The Grappo Torrent. Idrian chuckled at that and wondered how many commanders over the next hundred years would stupidly try to blow up dams and divert rivers at their enemies without doing the kind of calculations that Demir had carefully prepared.
He pulled on his dress uniform jacket and adjusted the collar in the mirror. He was getting older. Stiffness crept into his skin and bones all over from glassrot. He wasn’t far from retirement, and while he yearned for peace, part of him feared having to spend the rest of his life alone on an officer’s pension, waiting for glassrot cancers to kill him.
He wanted nothing more than to go out into the courtyard with the enlisted men. Drink beer all night. Maybe spend the night in a cuirassier’s arms. Instead he had to attend a formal dinner with the garrison commander, whose name he couldn’t even remember.
“Shit and piss,” he said to the mirror, pressing on his godglass eye gently, “I’d say getting old is the pits, but every year is a gift for a breacher like me.”
He slowly became aware of the sound of feet running in the hallway of the barracks. They came to a stop just outside his door; then came a knock and, without waiting for permission, Squeaks pushed the door open and looked up at him.
He waved her off. “I know, I know. I’m late for dinner, I–”
“Sir!” Squeaks cut him off in a low voice. “It’s not about dinner.”
Most of the enlisted soldiers called Idrian by his given name. He’d never cared, since he felt more like them than an officer. “Then what’s this about?” he asked, turning toward her with a frown.
“There’s a problem.”
“Then say it quick!”
“I’m a minor talent as a glassdancer.”
Idrian peered at Squeaks. “That’s your problem?”

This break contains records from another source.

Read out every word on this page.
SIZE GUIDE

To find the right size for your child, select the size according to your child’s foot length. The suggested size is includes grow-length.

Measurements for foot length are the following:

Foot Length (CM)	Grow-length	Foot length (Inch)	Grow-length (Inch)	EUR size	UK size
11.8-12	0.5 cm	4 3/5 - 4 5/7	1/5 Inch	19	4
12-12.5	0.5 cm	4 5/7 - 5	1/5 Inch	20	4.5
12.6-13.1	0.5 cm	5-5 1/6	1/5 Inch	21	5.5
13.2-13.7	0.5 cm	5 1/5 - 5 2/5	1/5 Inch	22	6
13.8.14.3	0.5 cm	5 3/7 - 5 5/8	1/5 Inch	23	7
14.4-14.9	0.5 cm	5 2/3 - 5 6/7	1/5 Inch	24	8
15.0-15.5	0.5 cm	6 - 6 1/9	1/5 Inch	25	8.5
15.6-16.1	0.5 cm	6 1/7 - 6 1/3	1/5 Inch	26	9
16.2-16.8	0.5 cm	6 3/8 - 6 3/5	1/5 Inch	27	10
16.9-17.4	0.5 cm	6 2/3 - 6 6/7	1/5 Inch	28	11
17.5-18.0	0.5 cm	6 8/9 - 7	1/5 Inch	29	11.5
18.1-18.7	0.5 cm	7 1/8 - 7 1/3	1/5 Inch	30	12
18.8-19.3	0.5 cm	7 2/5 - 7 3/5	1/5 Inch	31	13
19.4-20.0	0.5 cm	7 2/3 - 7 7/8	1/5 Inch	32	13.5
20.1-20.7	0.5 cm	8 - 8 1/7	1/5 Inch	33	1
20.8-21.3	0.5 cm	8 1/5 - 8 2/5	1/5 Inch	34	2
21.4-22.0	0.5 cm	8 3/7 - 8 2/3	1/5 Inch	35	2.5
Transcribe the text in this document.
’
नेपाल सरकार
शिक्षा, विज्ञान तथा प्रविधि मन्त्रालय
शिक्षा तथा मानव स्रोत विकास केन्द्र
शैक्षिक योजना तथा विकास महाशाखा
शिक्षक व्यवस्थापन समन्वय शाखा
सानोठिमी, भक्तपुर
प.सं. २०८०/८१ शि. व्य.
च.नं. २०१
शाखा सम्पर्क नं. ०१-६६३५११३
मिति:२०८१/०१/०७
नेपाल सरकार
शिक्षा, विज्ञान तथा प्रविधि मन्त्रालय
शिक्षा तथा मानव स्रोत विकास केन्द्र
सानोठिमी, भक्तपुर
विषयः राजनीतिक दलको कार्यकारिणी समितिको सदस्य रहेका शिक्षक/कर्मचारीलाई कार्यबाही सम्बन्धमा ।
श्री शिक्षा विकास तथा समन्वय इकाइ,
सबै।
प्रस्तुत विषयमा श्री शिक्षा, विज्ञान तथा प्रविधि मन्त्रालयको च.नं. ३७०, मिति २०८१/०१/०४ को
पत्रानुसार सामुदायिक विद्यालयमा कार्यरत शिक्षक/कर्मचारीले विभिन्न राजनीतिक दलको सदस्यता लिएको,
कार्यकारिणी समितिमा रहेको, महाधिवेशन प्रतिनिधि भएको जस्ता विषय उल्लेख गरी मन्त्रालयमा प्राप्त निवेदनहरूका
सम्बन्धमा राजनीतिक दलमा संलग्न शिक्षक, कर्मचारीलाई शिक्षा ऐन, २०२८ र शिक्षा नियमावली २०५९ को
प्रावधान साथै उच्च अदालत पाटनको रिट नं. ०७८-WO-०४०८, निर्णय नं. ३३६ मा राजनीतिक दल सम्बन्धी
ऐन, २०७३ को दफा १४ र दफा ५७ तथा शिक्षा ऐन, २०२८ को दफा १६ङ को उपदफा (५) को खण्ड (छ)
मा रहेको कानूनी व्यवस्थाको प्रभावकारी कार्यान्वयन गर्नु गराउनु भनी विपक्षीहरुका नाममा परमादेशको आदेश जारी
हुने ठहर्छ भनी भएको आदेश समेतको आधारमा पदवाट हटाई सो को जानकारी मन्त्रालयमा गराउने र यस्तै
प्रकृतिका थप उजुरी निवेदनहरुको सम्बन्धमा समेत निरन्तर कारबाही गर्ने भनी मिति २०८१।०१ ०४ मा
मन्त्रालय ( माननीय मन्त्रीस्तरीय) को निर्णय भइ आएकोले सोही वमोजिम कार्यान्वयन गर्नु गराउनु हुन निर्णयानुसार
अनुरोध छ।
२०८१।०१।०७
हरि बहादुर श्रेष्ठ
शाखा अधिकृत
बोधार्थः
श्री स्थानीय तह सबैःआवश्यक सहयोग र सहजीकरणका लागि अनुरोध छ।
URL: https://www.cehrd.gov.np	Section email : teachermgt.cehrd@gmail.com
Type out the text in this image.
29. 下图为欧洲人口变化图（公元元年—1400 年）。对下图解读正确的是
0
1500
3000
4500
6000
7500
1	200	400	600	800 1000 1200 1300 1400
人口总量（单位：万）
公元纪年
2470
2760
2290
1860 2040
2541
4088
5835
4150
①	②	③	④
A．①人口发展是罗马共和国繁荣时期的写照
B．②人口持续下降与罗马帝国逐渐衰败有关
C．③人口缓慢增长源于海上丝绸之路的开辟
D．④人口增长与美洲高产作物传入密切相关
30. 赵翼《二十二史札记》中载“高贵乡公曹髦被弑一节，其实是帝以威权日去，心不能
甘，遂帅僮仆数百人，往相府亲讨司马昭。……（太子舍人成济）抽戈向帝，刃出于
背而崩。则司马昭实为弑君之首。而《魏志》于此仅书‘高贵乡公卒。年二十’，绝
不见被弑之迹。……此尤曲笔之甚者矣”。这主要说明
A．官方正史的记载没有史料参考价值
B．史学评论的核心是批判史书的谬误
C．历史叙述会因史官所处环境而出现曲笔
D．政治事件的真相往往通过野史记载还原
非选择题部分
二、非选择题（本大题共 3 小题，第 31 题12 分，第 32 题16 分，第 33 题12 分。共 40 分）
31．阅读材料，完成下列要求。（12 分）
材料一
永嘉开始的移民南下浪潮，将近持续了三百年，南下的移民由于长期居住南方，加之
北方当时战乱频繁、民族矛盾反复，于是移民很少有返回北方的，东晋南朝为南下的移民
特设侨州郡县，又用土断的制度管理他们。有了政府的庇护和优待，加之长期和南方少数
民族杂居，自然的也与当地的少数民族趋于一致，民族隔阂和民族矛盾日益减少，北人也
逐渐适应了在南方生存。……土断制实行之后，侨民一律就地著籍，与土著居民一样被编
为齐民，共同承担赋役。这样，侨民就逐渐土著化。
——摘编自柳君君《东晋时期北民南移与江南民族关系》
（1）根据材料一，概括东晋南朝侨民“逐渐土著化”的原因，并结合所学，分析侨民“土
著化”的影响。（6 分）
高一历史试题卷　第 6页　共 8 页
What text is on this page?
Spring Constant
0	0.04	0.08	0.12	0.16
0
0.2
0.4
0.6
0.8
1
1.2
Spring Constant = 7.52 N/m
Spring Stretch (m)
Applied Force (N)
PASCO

“Of course not! It’s a secret, not a problem. Only Major Grappo knows and he’s been telling me for years not to mention it to anyone. Says it might come in handy one day.”
It was an odd thing to keep a secret. Minor talents might have some use in a few occupations, but the military wasn’t one of them. If people knew she was a minor talent she might be able to command a few ozzo more per month from her contract, but it made no more difference than that. “So why tell me now?”
“Because General Grappo pulled me aside and gave me a task – to be on alert at all times. He didn’t want what happened to General Stavri to happen to him.”
Idrian was still thinking about having to wear this stiff-collared dress uniform all night. “The general has gone to Ossa. We don’t expect him back until late tonight, and assassins aren’t going to attack us inside a damned fort. At ease, soldier.”
“Uh, sir. I think the assassin might be here.”
Idrian looked at the mirror, adjusting his collar once more. Several moments passed before what Squeaks had just said sank in. He whirled back toward her, the hair on his neck standing on end. He looked at her – really looked – and could see from the fear in her eyes that this was no joke. Within moments he was striding down the mostly empty barracks hall, every spare piece of godglass threaded through his piercings. Squeaks ran to keep up, talking in a hushed tone as she did.